Dell said the agreement values its equity at between $61.1 billion and $70.1 billion, more than twice the value of the $24.9 billion deal that founder and Chief Executive Officer Michael Dell and buyout firm Silver Lake clinched to take the company private in 2013.

The transaction will allow Dell to bypass the traditional IPO process, which would likely have involved grilling by stock market investors over Dell's $52.7 billion debt pile.

It also means Dell will not have to raise any new money, because it will pay for the deal by issuing new shares and with a $9 billion dividend it will receive from VMware.

Going public gives Michael Dell and Silver Lake the option to eventually sell down their stakes, even as they affirmed on Monday that they had no plans to do so. Following the deal, Michael Dell will own 47 percent to 54 percent of the combined company, while Silver Lake will own between 16 percent and 18 percent.

A new public security will give Dell currency it can use to pay for acquisitions beyond cash. The security that Dell is buying back is a so-called tracking stock tied to its 81 percent economic stake in VMware. VMware specializes in virtualisation, which allows multiple systems and applications to run at the same time on the same server, something can cut companies' IT costs.

Dell hopes the deal will allow investors to value it more easily, because it will remove the complexity of the tracking stock, according to sources familiar with the company's thinking.

Dell issued the tracking stock in 2016 to buy data storage company EMC Corp for $67 billion, because it could not pay for the deal in cash. EMC owned the majority stake in VMware, which Dell inherited.

Such a security "tracks," or depends, on the financial performance of a specific business unit or operating division of a company rather than the operations of a company as a whole.

Dell will exchange each share of VMware tracking stock for 1.3665 shares of its Class C common stock, or $109 per share in cash, for a total cash consideration of not more than $9 billion.

Dell said it will list its Class C shares on the New York Stock Exchange following the completion of the deal that will eliminate its tracking stock. Following the deal, investors who owned the tracking stock will collectively account for between 20.8 percent and 31 percent of Dell's ownership.

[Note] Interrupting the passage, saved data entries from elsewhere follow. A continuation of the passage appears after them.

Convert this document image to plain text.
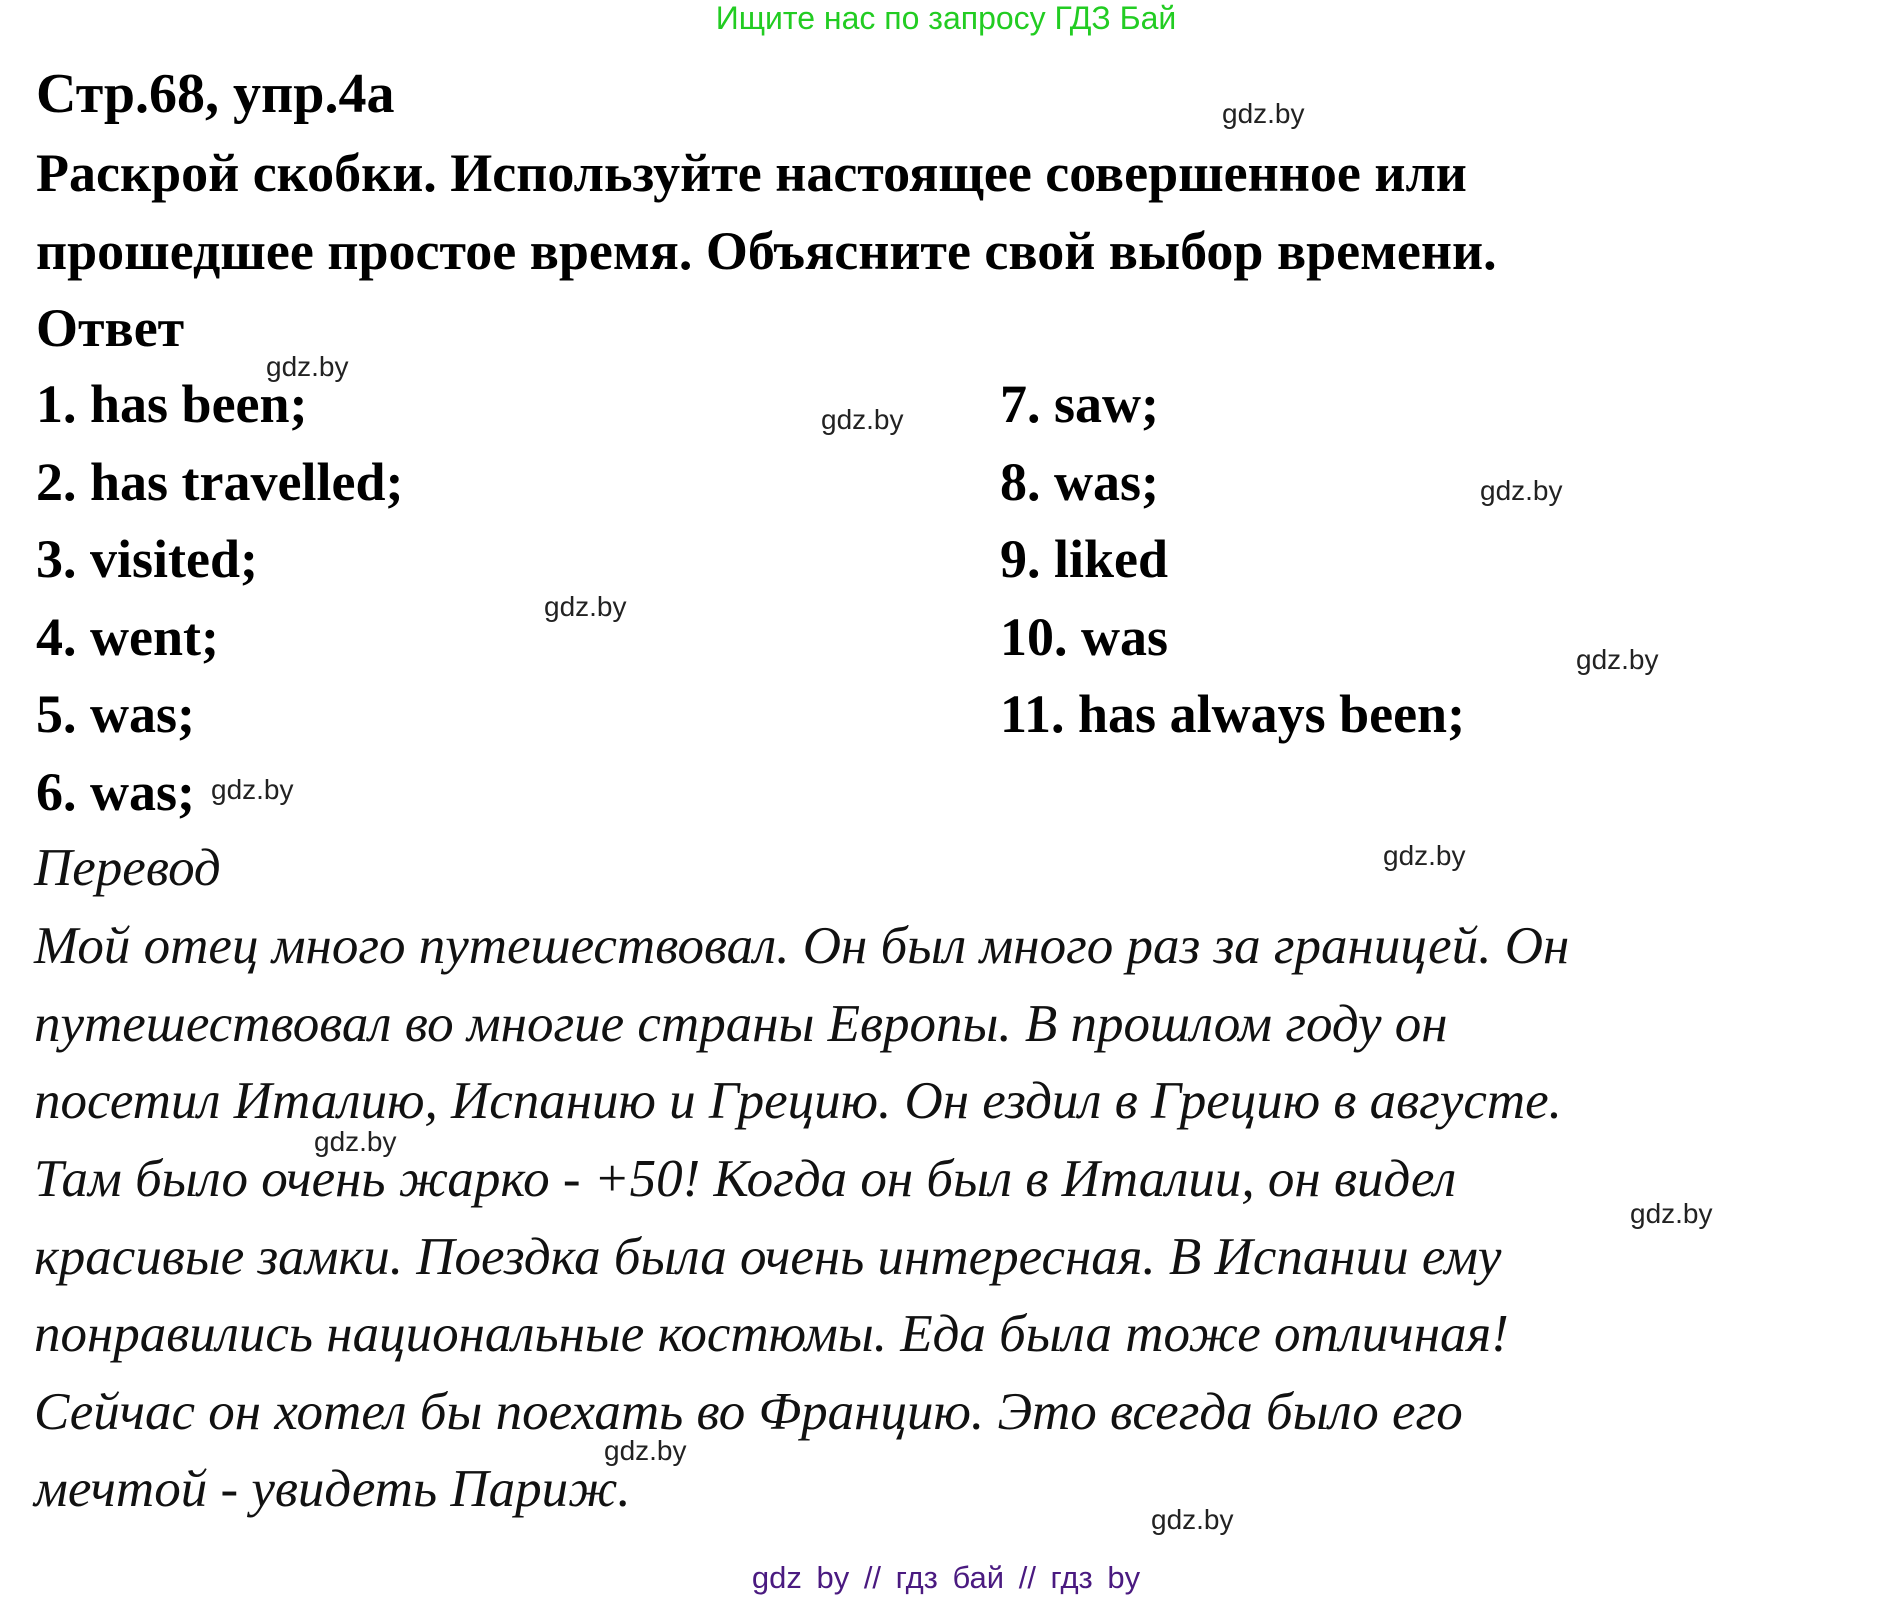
Ищите нас по запросу ГДЗ Бай
Стр.68, упр.4а
Раскрой скобки. Используйте настоящее совершенное или
прошедшее простое время. Объясните свой выбор времени.
Ответ
1. has been;
2. has travelled;
3. visited;
4. went;
5. was;
6. was;
7. saw;
8. was;
9. liked
10. was
11. has always been;
Перевод
Мой отец много путешествовал. Он был много раз за границей. Он
путешествовал во многие страны Европы. В прошлом году он
посетил Италию, Испанию и Грецию. Он ездил в Грецию в августе.
Там было очень жарко - +50! Когда он был в Италии, он видел
красивые замки. Поездка была очень интересная. В Испании ему
понравились национальные костюмы. Еда была тоже отличная!
Сейчас он хотел бы поехать во Францию. Это всегда было его
мечтой - увидеть Париж.
gdz.by
gdz.by
gdz.by
gdz.by
gdz.by
gdz.by
gdz.by
gdz.by
gdz.by
gdz.by
gdz.by
gdz.by
gdz by // гдз бай // гдз by
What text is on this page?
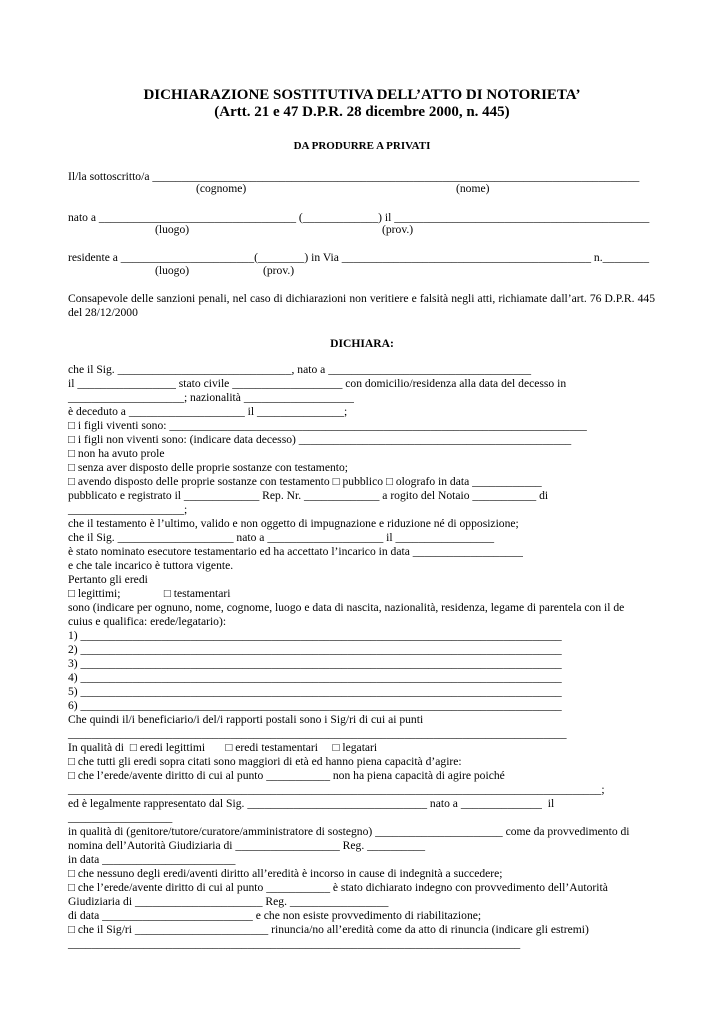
DICHIARAZIONE SOSTITUTIVA DELL’ATTO DI NOTORIETA’
(Artt. 21 e 47 D.P.R. 28 dicembre 2000, n. 445)
DA PRODURRE A PRIVATI
Il/la sottoscritto/a ____________________________________________________________________________________
(cognome)	(nome)
nato a __________________________________ (_____________) il ____________________________________________
(luogo)	(prov.)
residente a _______________________(________) in Via ___________________________________________ n.________
(luogo)	(prov.)
Consapevole delle sanzioni penali, nel caso di dichiarazioni non veritiere e falsità negli atti, richiamate dall’art. 76 D.P.R. 445 del 28/12/2000
DICHIARA:
che il Sig. ______________________________, nato a ___________________________________
il _________________ stato civile ___________________ con domicilio/residenza alla data del decesso in
____________________; nazionalità ___________________
è deceduto a ____________________ il _______________;
□ i figli viventi sono: ________________________________________________________________________
□ i figli non viventi sono: (indicare data decesso) _______________________________________________
□ non ha avuto prole
□ senza aver disposto delle proprie sostanze con testamento;
□ avendo disposto delle proprie sostanze con testamento □ pubblico □ olografo in data ____________
pubblicato e registrato il _____________ Rep. Nr. _____________ a rogito del Notaio ___________ di
____________________;
che il testamento è l’ultimo, valido e non oggetto di impugnazione e riduzione né di opposizione;
che il Sig. ____________________ nato a ____________________ il _________________
è stato nominato esecutore testamentario ed ha accettato l’incarico in data ___________________
e che tale incarico è tuttora vigente.
Pertanto gli eredi
□ legittimi;               □ testamentari
sono (indicare per ognuno, nome, cognome, luogo e data di nascita, nazionalità, residenza, legame di parentela con il de
cuius e qualifica: erede/legatario):
1) ___________________________________________________________________________________
2) ___________________________________________________________________________________
3) ___________________________________________________________________________________
4) ___________________________________________________________________________________
5) ___________________________________________________________________________________
6) ___________________________________________________________________________________
Che quindi il/i beneficiario/i del/i rapporti postali sono i Sig/ri di cui ai punti
______________________________________________________________________________________
In qualità di  □ eredi legittimi       □ eredi testamentari     □ legatari
□ che tutti gli eredi sopra citati sono maggiori di età ed hanno piena capacità d’agire:
□ che l’erede/avente diritto di cui al punto ___________ non ha piena capacità di agire poiché
____________________________________________________________________________________________;
ed è legalmente rappresentato dal Sig. _______________________________ nato a ______________  il
__________________
in qualità di (genitore/tutore/curatore/amministratore di sostegno) ______________________ come da provvedimento di
nomina dell’Autorità Giudiziaria di __________________ Reg. __________
in data _______________________
□ che nessuno degli eredi/aventi diritto all’eredità è incorso in cause di indegnità a succedere;
□ che l’erede/avente diritto di cui al punto ___________ è stato dichiarato indegno con provvedimento dell’Autorità
Giudiziaria di ______________________ Reg. _________________
di data __________________________ e che non esiste provvedimento di riabilitazione;
□ che il Sig/ri _______________________ rinuncia/no all’eredità come da atto di rinuncia (indicare gli estremi)
______________________________________________________________________________
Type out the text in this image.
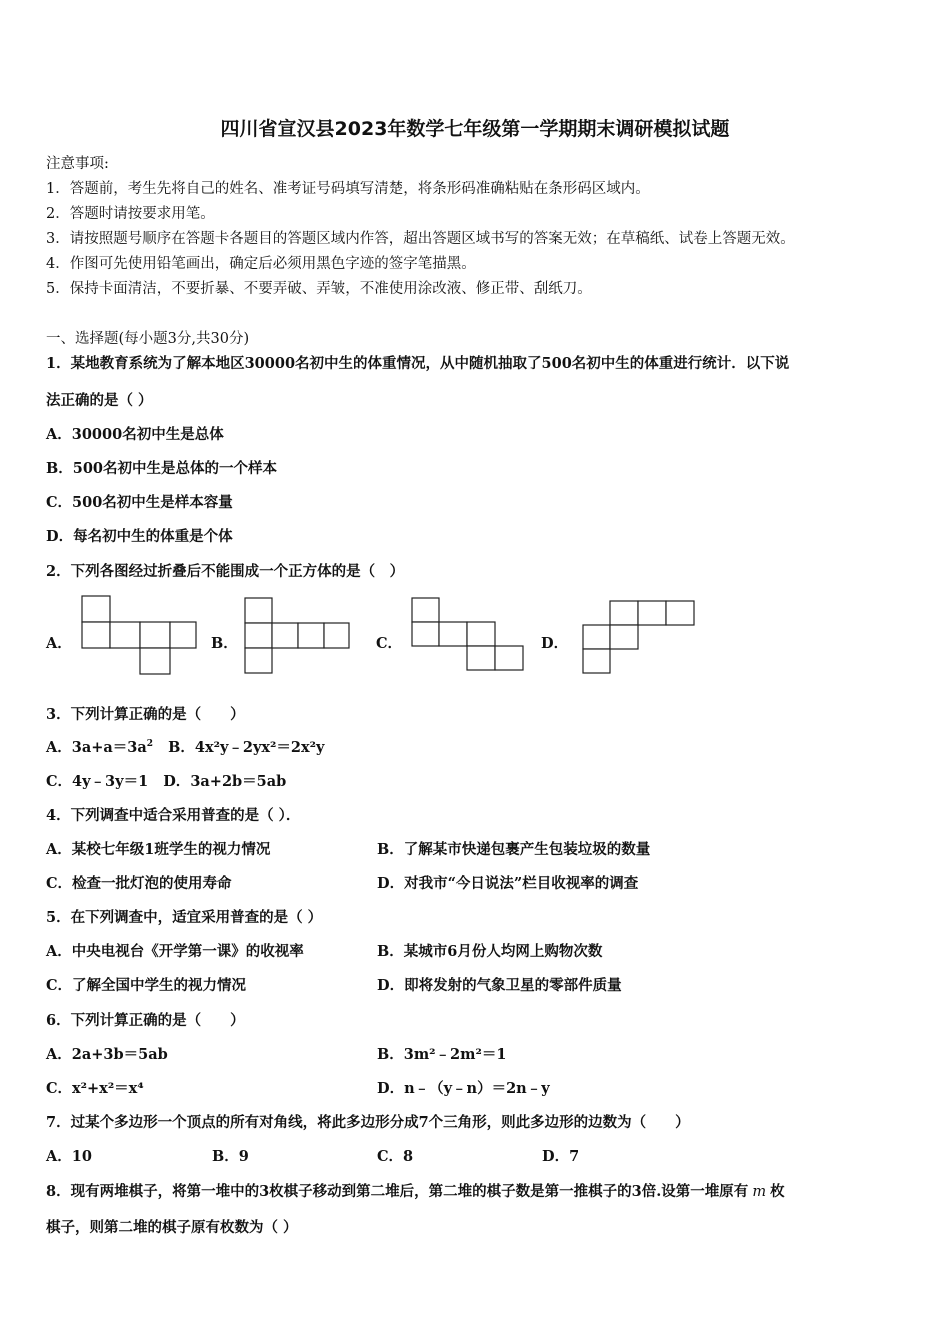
四川省宣汉县2023年数学七年级第一学期期末调研模拟试题
注意事项:
1．答题前，考生先将自己的姓名、准考证号码填写清楚，将条形码准确粘贴在条形码区域内。
2．答题时请按要求用笔。
3．请按照题号顺序在答题卡各题目的答题区域内作答，超出答题区域书写的答案无效；在草稿纸、试卷上答题无效。
4．作图可先使用铅笔画出，确定后必须用黑色字迹的签字笔描黑。
5．保持卡面清洁，不要折暴、不要弄破、弄皱，不准使用涂改液、修正带、刮纸刀。
一、选择题(每小题3分,共30分)
1．某地教育系统为了解本地区30000名初中生的体重情况，从中随机抽取了500名初中生的体重进行统计．以下说
法正确的是（ ）
A．30000名初中生是总体
B．500名初中生是总体的一个样本
C．500名初中生是样本容量
D．每名初中生的体重是个体
2．下列各图经过折叠后不能围成一个正方体的是（　）
A．	B．	C．	D．
3．下列计算正确的是（　　）
A．$3a+a=3a^2$ B．4x²y﹣2yx²＝2x²y
C．4y﹣3y＝1 D．3a+2b＝5ab
4．下列调查中适合采用普查的是（ ）．
A．某校七年级1班学生的视力情况	B．了解某市快递包裹产生包装垃圾的数量
C．检查一批灯泡的使用寿命	D．对我市“今日说法”栏目收视率的调查
5．在下列调查中，适宜采用普查的是（ ）
A．中央电视台《开学第一课》的收视率	B．某城市6月份人均网上购物次数
C．了解全国中学生的视力情况	D．即将发射的气象卫星的零部件质量
6．下列计算正确的是（　　）
A．2a+3b＝5ab	B．3m²﹣2m²＝1
C．x²+x²＝x⁴	D．n﹣（y﹣n）＝2n﹣y
7．过某个多边形一个顶点的所有对角线，将此多边形分成7个三角形，则此多边形的边数为（　　）
A．10	B．9	C．8	D．7
8．现有两堆棋子，将第一堆中的3枚棋子移动到第二堆后，第二堆的棋子数是第一推棋子的3倍.设第一堆原有 m 枚
棋子，则第二堆的棋子原有枚数为（ ）
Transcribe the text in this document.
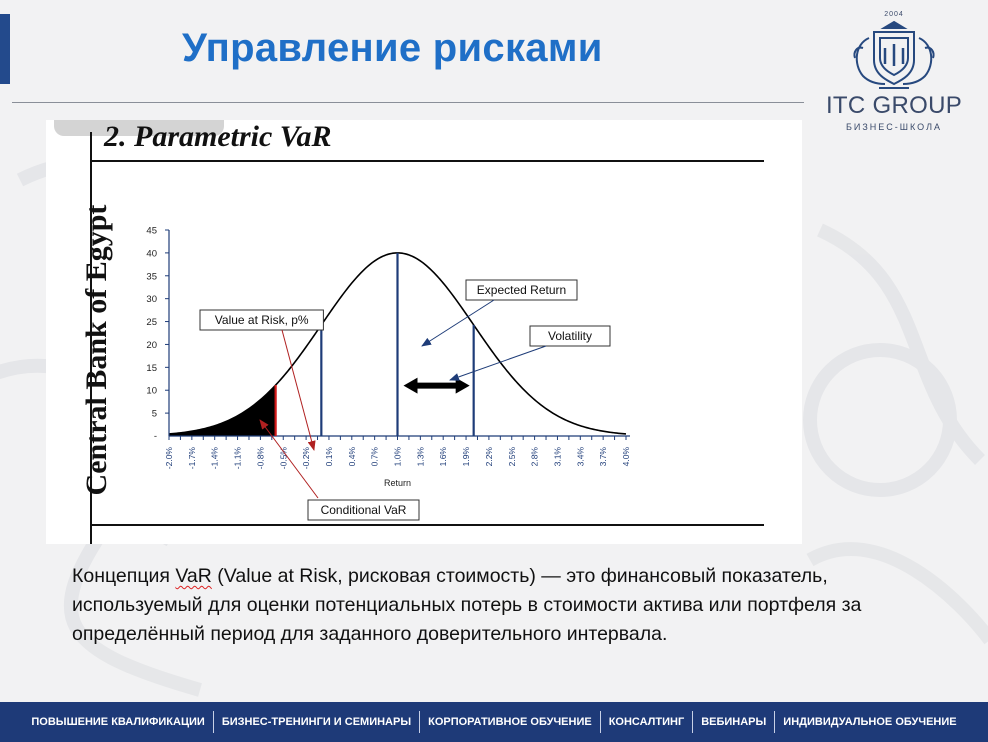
Управление рисками
2004
ITC GROUP
БИЗНЕС-ШКОЛА
2. Parametric VaR
Central Bank of Egypt	45
40
35
30
25
20
15
10
5
-
-2.0% -1.7% -1.4% -1.1% -0.8% -0.5% -0.2% 0.1% 0.4% 0.7% 1.0% 1.3% 1.6% 1.9% 2.2% 2.5% 2.8% 3.1% 3.4% 3.7% 4.0%
Return
Expected Return
Volatility
Value at Risk, p%
Conditional VaR
Концепция VaR (Value at Risk, рисковая стоимость) — это финансовый показатель, используемый для оценки потенциальных потерь в стоимости актива или портфеля за определённый период для заданного доверительного интервала.
ПОВЫШЕНИЕ КВАЛИФИКАЦИИ	БИЗНЕС-ТРЕНИНГИ И СЕМИНАРЫ	КОРПОРАТИВНОЕ ОБУЧЕНИЕ	КОНСАЛТИНГ	ВЕБИНАРЫ	ИНДИВИДУАЛЬНОЕ ОБУЧЕНИЕ
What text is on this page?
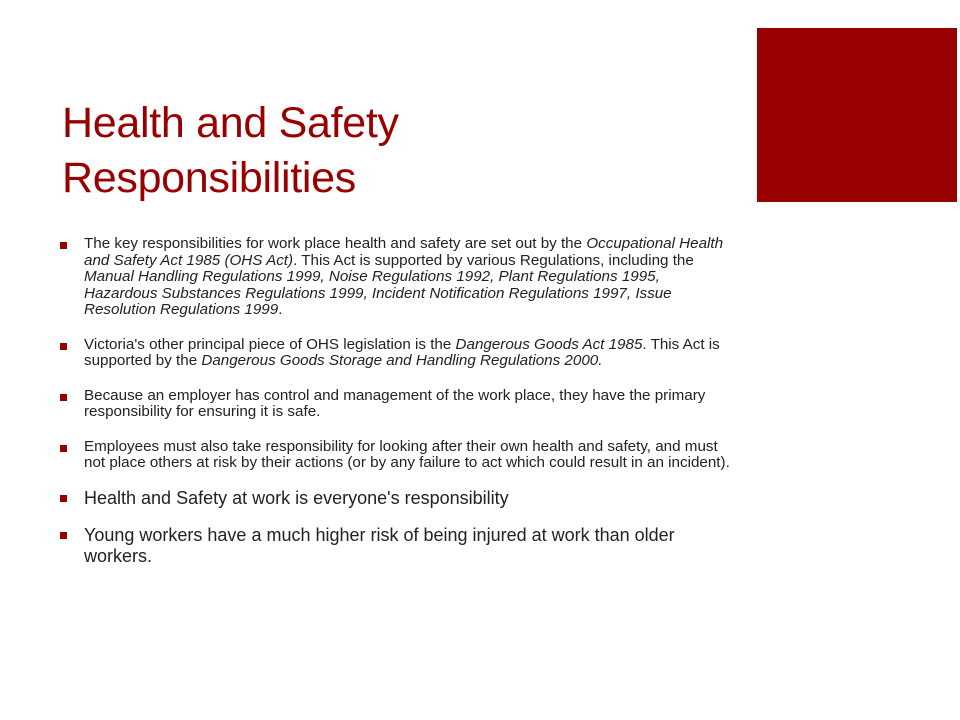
Health and Safety
Responsibilities
The key responsibilities for work place health and safety are set out by the Occupational Health and Safety Act 1985 (OHS Act). This Act is supported by various Regulations, including the Manual Handling Regulations 1999, Noise Regulations 1992, Plant Regulations 1995, Hazardous Substances Regulations 1999, Incident Notification Regulations 1997, Issue Resolution Regulations 1999.
Victoria's other principal piece of OHS legislation is the Dangerous Goods Act 1985. This Act is supported by the Dangerous Goods Storage and Handling Regulations 2000.
Because an employer has control and management of the work place, they have the primary responsibility for ensuring it is safe.
Employees must also take responsibility for looking after their own health and safety, and must not place others at risk by their actions (or by any failure to act which could result in an incident).
Health and Safety at work is everyone's responsibility
Young workers have a much higher risk of being injured at work than older workers.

The transaction represents a premium of 28.9 percent to the closing price of the tracking stock on Friday. The stock ended 9 percent higher at $92.20 on Monday. VMware shares rose 10.2 percent to $162.02.

"We believe that this development is positive for VMware shares not only because it avoids the reverse merger scenario, but also because there is the possibility of VMware being taken out by Dell in the future as a 'second step' following this transaction," FBN Securities analyst Shebly Seyrafi wrote in a note.

A STRING OF DEALS

Michael Dell has turned to dealmaking to transform his company from a PC manufacturer into a broader seller of information technology services to businesses, ranging from storage and servers to networking and cyber security.

The strategy is in sharp contrast to that of rival HP Inc, which separated in 2016 from Hewlett Packard Enterprise Co, based on the reasoning that two technology companies focused separately on hardware and services would be more nimble.

Dell's strategy is beginning to pay off, as companies look to one-stop shops to help them manage their IT infrastructure on the cloud. Dell reported consolidated adjusted cash flow of $2.4 billion in its latest quarter, up by a third year-on-year. Its total debt has gone down by $4.6 billion since the EMC deal.

"Dell is a very different company than it was five years or so years ago. And we're seeing tremendous momentum inside the business," Michael Dell told analysts on a conference call.